Phil Jackson, born 1946, is also a salesman of Western-flavored delusion. His (seemingly sincere) interest in various religious and philosophical traditions was noted, early in his coaching career, as a novelty. Through Jackson's own self-branding, journalists' impulse to make themselves sound smart by alluding casually to something they don't actually understand, and the fact that he owns a ranch in Montana, this biographical side note turned into a perception that he was some sort of basketball-hippie cowboy-shaman. He wrote a book called Sacred Hoops and talked about Zen with Oprah. He also owns a three-story L.A. beach house, engages in distracting, public back-and-forth contract negotiations that inevitably end up with him earning an enormous salary, and routinely disparages his best players in public. Relative to other top '00s franchises like the Spurs, Celtics, Mavericks and Heat, Jackson's Lakers might have been the WORST place to be an employee. When he was finally through with them, he wrote a book called Eleven Rings: The Soul Of Success about how "deep values" and "humanistic psychology" had guided his career.

Dolan and Jackson are, to this outsider, a living embodiment of the turn that the Baby Boomer generation took in the 1980s. They incorporate bits and pieces from authentic countercultural traditions into their self-image and sense of style while their material standing and personal behavior remain type-A egotistical rich guy. And so it seems likely to me that the fame-obsessed Dolan, far from resenting the famous Jackson, will want this cool Grateful-Dead-fan guy, this fellow outcast, to be his friend. They have much more in common than Dolan and Donnie Walsh, or even Dolan and Isiah Thomas.
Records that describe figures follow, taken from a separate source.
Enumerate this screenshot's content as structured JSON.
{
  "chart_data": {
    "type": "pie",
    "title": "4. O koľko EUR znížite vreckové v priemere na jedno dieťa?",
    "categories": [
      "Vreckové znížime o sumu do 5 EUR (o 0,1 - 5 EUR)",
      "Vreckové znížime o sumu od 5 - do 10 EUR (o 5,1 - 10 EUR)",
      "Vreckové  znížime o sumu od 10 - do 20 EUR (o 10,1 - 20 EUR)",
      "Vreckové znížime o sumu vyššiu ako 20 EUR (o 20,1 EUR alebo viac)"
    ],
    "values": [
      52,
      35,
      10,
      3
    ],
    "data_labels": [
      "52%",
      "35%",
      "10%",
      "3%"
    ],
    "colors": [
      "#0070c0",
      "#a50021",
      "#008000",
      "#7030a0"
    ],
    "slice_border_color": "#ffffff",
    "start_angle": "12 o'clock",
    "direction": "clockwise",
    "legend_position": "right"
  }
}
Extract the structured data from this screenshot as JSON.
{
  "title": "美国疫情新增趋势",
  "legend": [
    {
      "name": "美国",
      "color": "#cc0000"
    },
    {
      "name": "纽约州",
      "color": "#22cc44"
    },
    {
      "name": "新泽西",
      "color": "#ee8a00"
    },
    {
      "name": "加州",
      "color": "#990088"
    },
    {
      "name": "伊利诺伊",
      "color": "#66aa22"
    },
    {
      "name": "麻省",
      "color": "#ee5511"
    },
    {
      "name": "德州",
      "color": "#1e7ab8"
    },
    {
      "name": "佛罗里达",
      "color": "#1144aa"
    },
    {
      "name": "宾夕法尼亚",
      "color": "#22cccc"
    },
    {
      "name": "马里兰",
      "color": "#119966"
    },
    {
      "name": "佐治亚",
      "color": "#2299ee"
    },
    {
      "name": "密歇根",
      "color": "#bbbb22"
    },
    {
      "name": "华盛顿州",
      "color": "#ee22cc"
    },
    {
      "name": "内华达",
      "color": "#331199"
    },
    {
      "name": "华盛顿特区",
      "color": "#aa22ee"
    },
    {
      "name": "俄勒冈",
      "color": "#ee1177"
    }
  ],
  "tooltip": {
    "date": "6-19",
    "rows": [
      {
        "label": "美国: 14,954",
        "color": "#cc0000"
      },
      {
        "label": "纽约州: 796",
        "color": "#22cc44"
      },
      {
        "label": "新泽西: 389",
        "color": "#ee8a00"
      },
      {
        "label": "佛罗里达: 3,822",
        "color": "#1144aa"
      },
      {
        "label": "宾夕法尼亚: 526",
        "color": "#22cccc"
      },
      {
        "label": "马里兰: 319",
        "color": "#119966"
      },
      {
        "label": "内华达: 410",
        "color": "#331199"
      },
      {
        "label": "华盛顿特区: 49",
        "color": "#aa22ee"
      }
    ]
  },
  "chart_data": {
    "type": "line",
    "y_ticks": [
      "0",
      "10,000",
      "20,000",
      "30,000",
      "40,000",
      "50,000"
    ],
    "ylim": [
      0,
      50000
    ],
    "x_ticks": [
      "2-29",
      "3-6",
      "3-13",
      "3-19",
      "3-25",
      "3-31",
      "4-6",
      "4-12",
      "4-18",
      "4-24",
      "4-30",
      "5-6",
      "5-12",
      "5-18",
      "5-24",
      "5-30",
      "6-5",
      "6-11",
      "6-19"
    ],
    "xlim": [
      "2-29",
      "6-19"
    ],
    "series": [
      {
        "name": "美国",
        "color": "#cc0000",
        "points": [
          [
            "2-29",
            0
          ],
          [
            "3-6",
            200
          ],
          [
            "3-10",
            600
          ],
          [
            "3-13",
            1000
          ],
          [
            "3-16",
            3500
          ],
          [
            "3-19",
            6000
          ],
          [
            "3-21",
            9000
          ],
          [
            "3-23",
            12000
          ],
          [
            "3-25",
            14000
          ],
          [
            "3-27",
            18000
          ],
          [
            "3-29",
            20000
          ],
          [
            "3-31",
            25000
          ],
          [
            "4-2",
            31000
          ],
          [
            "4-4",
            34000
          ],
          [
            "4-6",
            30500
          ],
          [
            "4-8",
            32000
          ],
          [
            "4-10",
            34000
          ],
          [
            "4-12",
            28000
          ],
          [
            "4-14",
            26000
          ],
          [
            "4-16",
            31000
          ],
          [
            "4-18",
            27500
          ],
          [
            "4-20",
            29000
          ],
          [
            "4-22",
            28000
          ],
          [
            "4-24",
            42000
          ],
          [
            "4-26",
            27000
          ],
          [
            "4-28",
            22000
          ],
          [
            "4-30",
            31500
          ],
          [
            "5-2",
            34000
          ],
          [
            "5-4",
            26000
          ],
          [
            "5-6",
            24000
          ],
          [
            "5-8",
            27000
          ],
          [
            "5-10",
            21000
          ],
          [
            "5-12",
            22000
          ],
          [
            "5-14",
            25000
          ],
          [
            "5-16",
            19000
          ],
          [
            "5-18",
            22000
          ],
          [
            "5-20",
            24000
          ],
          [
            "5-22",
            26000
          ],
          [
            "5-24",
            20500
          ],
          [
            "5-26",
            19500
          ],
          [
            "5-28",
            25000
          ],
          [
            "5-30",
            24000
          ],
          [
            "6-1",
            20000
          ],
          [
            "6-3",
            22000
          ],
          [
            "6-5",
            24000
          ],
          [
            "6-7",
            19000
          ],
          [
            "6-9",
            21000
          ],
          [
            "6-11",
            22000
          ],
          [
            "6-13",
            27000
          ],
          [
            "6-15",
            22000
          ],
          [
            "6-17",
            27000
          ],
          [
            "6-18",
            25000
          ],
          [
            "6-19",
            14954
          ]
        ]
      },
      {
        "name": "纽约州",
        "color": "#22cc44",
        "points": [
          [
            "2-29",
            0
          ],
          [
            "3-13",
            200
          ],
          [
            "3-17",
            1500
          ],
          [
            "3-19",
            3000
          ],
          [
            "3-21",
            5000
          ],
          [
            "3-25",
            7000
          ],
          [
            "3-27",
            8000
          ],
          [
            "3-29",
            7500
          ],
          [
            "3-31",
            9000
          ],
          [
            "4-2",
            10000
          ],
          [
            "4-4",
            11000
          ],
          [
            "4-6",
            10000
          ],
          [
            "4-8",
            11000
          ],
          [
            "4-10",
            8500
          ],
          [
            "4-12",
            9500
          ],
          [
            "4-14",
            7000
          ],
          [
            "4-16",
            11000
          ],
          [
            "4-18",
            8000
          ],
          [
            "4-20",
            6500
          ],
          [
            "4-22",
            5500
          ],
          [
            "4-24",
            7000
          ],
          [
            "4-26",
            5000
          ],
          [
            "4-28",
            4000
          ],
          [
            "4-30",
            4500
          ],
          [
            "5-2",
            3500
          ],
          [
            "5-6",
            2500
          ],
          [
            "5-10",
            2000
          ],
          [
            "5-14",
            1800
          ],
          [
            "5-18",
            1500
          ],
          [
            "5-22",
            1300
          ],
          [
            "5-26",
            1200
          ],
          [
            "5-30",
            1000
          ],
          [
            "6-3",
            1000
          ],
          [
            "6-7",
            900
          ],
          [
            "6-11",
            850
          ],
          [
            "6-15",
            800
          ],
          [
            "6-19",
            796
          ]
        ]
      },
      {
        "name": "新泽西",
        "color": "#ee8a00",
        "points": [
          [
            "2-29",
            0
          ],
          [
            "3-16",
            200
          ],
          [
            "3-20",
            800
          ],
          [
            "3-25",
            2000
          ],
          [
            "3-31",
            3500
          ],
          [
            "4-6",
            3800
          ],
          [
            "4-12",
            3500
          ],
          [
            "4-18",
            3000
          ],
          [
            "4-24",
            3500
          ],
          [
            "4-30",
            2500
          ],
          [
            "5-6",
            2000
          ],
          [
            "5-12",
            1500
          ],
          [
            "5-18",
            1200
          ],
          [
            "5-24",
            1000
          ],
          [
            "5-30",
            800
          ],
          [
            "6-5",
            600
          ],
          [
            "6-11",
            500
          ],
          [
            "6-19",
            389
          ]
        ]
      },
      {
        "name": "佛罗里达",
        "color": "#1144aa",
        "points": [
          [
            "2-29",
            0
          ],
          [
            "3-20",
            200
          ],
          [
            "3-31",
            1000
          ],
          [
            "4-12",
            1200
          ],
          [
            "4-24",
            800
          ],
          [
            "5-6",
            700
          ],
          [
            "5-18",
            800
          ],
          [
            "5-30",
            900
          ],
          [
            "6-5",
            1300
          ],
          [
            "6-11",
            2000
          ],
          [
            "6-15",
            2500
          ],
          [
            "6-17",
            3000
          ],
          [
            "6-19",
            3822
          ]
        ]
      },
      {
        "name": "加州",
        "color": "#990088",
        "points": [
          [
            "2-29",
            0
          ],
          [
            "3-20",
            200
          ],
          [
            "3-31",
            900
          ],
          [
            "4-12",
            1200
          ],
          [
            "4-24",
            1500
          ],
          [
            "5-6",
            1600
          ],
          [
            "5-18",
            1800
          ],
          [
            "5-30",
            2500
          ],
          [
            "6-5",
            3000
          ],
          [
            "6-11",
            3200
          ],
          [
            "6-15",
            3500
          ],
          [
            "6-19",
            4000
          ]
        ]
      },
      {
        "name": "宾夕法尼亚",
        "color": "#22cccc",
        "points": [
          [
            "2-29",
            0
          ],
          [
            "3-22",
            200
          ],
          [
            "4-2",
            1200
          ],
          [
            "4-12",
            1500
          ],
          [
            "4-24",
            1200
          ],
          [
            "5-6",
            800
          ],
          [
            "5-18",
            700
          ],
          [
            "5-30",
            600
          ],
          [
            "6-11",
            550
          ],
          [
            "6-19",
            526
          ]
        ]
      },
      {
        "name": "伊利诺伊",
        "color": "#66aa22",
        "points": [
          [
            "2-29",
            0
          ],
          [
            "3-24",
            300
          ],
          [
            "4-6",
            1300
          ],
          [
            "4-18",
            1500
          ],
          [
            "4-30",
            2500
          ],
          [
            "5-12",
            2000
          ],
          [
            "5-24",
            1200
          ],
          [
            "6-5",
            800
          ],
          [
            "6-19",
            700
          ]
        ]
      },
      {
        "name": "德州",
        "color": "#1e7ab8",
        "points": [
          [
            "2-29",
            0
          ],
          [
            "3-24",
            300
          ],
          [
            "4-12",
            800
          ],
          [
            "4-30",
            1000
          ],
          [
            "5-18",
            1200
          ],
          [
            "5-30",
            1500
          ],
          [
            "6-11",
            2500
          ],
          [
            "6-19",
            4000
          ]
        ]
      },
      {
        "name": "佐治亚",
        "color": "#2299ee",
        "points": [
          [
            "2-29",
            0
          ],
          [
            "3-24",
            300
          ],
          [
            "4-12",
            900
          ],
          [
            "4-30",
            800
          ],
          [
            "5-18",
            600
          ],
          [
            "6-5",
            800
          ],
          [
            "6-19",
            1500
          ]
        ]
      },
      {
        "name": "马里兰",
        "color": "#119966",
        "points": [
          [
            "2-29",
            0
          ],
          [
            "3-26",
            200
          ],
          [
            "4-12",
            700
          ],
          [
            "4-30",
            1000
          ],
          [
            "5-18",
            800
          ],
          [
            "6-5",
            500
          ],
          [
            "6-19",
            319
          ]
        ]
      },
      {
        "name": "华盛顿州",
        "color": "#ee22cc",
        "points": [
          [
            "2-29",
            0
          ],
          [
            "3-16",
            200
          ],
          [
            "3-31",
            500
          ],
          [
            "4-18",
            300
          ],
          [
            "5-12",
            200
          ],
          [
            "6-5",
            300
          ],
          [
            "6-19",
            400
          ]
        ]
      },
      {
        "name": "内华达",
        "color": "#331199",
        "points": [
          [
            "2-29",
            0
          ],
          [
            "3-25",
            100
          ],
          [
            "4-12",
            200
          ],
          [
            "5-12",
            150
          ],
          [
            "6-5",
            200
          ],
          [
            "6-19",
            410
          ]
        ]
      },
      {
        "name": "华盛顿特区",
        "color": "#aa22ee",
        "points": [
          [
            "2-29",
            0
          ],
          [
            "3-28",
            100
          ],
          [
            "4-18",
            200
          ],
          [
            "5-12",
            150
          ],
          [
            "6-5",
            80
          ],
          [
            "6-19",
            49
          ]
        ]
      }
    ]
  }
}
And that's all it should take for Knicks fans to feel good about the move. Remember, the problem wasn't actually that Dolan listened to Isiah per se. Dolan should be taking advice from people who have actually played and coached NBA basketball. The problem was that Thomas' advice turned out to be terrible. But Phil Jackson, for all his goofy huckster side, actually knows what he's talking about when the subject is basketball. He will definitely need to bring along people who understand statistics and the salary cap and the demands of scouting. But the Knicks have actually had those kinds of front-office employees before — remember when they uncovered that diamond-in-the-rough point guard from Harvard? What the team and its fans have always needed is someone that Dolan will actually listen to when the crucial decisions are being made. In Jackson — and in Jackson's likely ability to carry on a conversation about Eric Clapton with his boss by way of convincing the latter not to, say, sign Tracy McGrady out of retirement for $50 million — they might have found him.